3) A detailed draft for a comprehensive peace agreement already exists.

In 2003, the so-called «Geneva Initiative» was negotiated by notable Israelis and Palestinians. The draft proposes realistic compromises regarding the major contentious issues: the founding of a Palestinian state within the 1967 borders (this would take into account a mutually agreed land exchange which integrates large settlement blocks near the border into Israeli territory in exchange for concessions of other land for Palestine); Jerusalem as a shared capital of both states with divided territorial sovereignty; a solution for the refugee question that takes into account Israeli security needs as well as the mandatory compensation for refugees; Palestine as a demilitarized state; stationing of a multinational peacekeeping force on Palestinian territory to monitor the withdrawal of Israeli occupying forces; establishment of an international monitoring and verification agency to oversee the  implementation of the agreement.

In addition to an offer by all 22 member states of the Arab League to normalize relations with Israel on the condition of a withdrawal from the occupied territories  (the «Arab Peace Initiative» of 2002), the Geneva Initiative provides a point of departure for negotiations on a secure future for Israelis and Palestinians based on a balance of legitimate interests.

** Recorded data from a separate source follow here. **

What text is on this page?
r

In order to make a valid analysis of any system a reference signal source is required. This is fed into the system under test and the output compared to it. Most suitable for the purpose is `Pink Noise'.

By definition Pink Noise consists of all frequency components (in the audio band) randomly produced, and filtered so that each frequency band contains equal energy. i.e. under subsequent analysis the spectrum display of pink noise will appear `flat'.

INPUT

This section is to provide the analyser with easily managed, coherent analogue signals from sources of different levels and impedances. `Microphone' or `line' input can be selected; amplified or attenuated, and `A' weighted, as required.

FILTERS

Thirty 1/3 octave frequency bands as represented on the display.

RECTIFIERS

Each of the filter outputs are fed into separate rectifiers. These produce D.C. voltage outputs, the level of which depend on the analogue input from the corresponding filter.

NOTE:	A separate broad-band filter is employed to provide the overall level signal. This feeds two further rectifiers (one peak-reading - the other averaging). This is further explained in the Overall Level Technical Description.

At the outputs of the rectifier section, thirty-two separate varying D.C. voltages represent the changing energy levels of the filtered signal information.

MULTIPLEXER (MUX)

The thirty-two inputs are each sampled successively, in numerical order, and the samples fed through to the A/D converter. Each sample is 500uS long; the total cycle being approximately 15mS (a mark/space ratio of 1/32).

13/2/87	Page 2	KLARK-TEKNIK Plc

The EU should integrate both initiatives into its future Middle East policy.

4) A tougher stance in favor of the two-state solution will not ignore the fact that a withdrawal from the occupied territories constitutes a heavy political and social challenge for Israel.

The main concerns are fear of domestic conflict and national security risks. Given Israel’s nuclear military power, security guarantees from the USA, European solidarity with Israel, and the willingness of the Arab states to conclude a peace treaty, it is hard to conceive of the founding of a Palestinian state as a threat to Israel’s existence. On the contrary: the continuation of the conflict jeopardizes any stabilization in the region and carries unforeseeable risks.

5) A German Middle East policy that is oriented toward the urgent demands of the future, while not forgetting the German-Jewish past, will find understanding and support not only among its own public, but also within parts of the Israeli public.

The conflict between Israelis and Palestinians affects many Germans on an emotional level. With this initiative we wish to contribute to the public debate, especially given the fact that the newly elected German government will again face the challenge of adding its voice to the efforts of the European Union for a renewed attempt to bring this sixty year old conflict to an end.

Print Friendly

Comments are closed.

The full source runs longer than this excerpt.